Blogs threaten established media and for this reason, the media elite are now engaged in trying to create a shadow media which purports to be the same thing. The average reader may not know the difference and, alas, these faux blogs often appear on peoples’ reading lists as the “real thing”.
Journalists have been undergoing extensive training to respect authority, which results in the present cheerleading sessions for war and destruction. I must emphasize that blogs are not jounalism, but letters from one person to the rest of the world. I don’t think of Pax Nortona as a news magazine or any kind of topical archive. It’s just my expressions, both good and bad, of places that I have been intellectually. I’m not so self-important as to think that I’ve arrived at any final places in my thinking. I read blogs for the intellectual exchange which is sometimes factual, sometimes artistic in nature.

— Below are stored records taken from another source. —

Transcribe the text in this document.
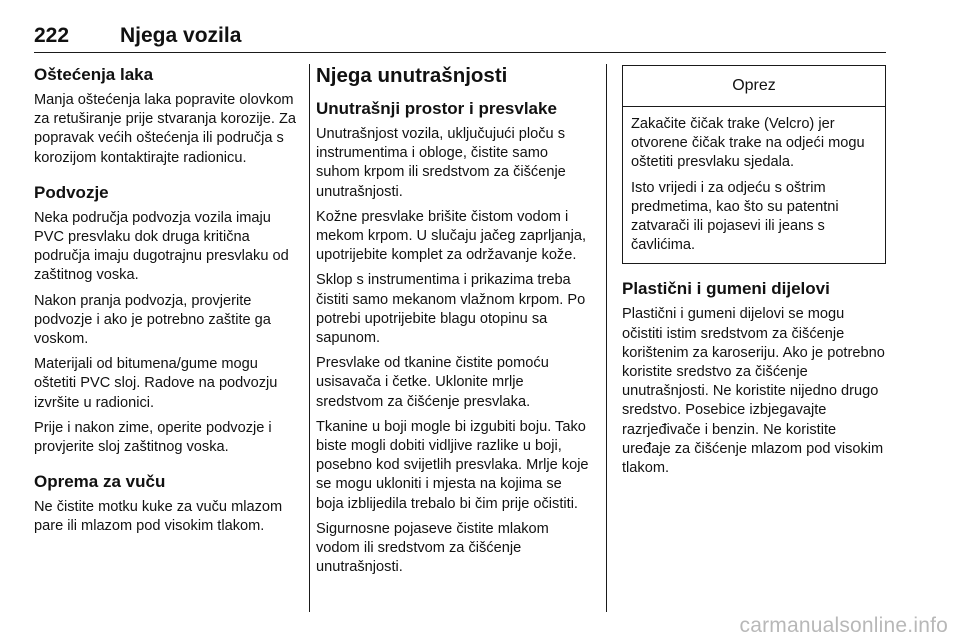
222 Njega vozila
Oštećenja laka

Manja oštećenja laka popravite olovkom za retuširanje prije stvaranja korozije. Za popravak većih oštećenja ili područja s korozijom kontaktirajte radionicu.

Podvozje

Neka područja podvozja vozila imaju PVC presvlaku dok druga kritična područja imaju dugotrajnu presvlaku od zaštitnog voska.

Nakon pranja podvozja, provjerite podvozje i ako je potrebno zaštite ga voskom.

Materijali od bitumena/gume mogu oštetiti PVC sloj. Radove na podvozju izvršite u radionici.

Prije i nakon zime, operite podvozje i provjerite sloj zaštitnog voska.

Oprema za vuču

Ne čistite motku kuke za vuču mlazom pare ili mlazom pod visokim tlakom.

Njega unutrašnjosti
Unutrašnji prostor i presvlake

Unutrašnjost vozila, uključujući ploču s instrumentima i obloge, čistite samo suhom krpom ili sredstvom za čišćenje unutrašnjosti.

Kožne presvlake brišite čistom vodom i mekom krpom. U slučaju jačeg zaprljanja, upotrijebite komplet za održavanje kože.

Sklop s instrumentima i prikazima treba čistiti samo mekanom vlažnom krpom. Po potrebi upotrijebite blagu otopinu sa sapunom.

Presvlake od tkanine čistite pomoću usisavača i četke. Uklonite mrlje sredstvom za čišćenje presvlaka.

Tkanine u boji mogle bi izgubiti boju. Tako biste mogli dobiti vidljive razlike u boji, posebno kod svijetlih presvlaka. Mrlje koje se mogu ukloniti i mjesta na kojima se boja izblijedila trebalo bi čim prije očistiti.

Sigurnosne pojaseve čistite mlakom vodom ili sredstvom za čišćenje unutrašnjosti.

Oprez

Zakačite čičak trake (Velcro) jer otvorene čičak trake na odjeći mogu oštetiti presvlaku sjedala.

Isto vrijedi i za odjeću s oštrim predmetima, kao što su patentni zatvarači ili pojasevi ili jeans s čavlićima.

Plastični i gumeni dijelovi

Plastični i gumeni dijelovi se mogu očistiti istim sredstvom za čišćenje korištenim za karoseriju. Ako je potrebno koristite sredstvo za čišćenje unutrašnjosti. Ne koristite nijedno drugo sredstvo. Posebice izbjegavajte razrjeđivače i benzin. Ne koristite uređaje za čišćenje mlazom pod visokim tlakom.

carmanualsonline.info
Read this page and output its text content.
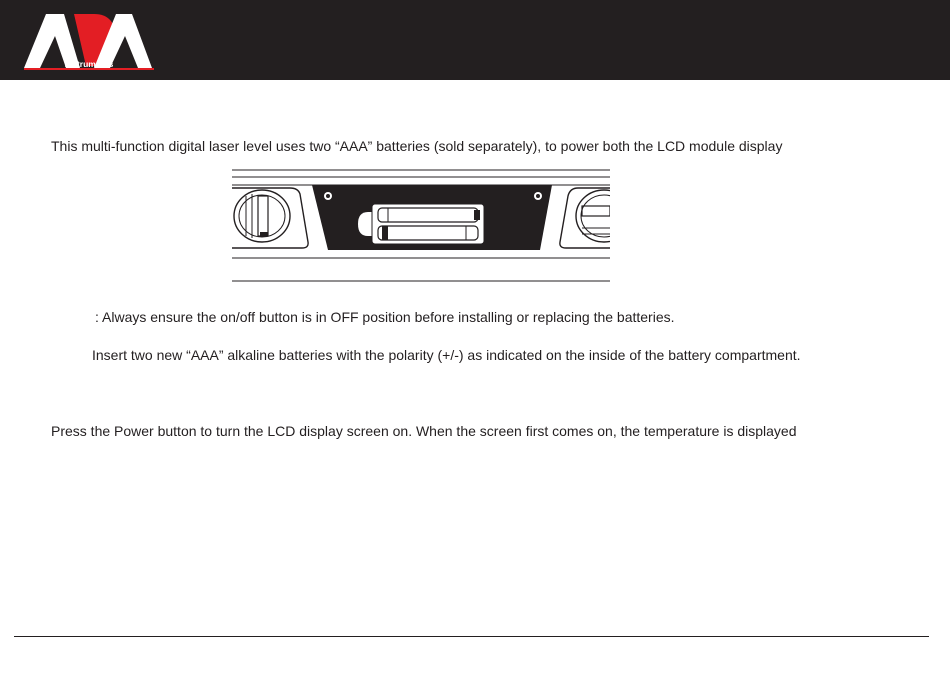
instruments
This multi-function digital laser level uses two “AAA” batteries (sold separately), to power both the LCD module display
: Always ensure the on/off button is in OFF position before installing or replacing the batteries.
Insert two new “AAA” alkaline batteries with the polarity (+/-) as indicated on the inside of the battery compartment.
Press the Power button to turn the LCD display screen on. When the screen first comes on, the temperature is displayed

There’s no right way to blog. Bringing in an editor only brings in soul-stifling judgements on the quality of the material which destroys the ultilitarian purpose of the media: which is to float ideas before the widest possible audience of readers and see them tested in the arena of free exchange and criticism. One editor is not an adequate test of the value of an idea. A trained corps of journalists is still not enough. It needs to be reviewed by the greatest possible number for the greatest insight.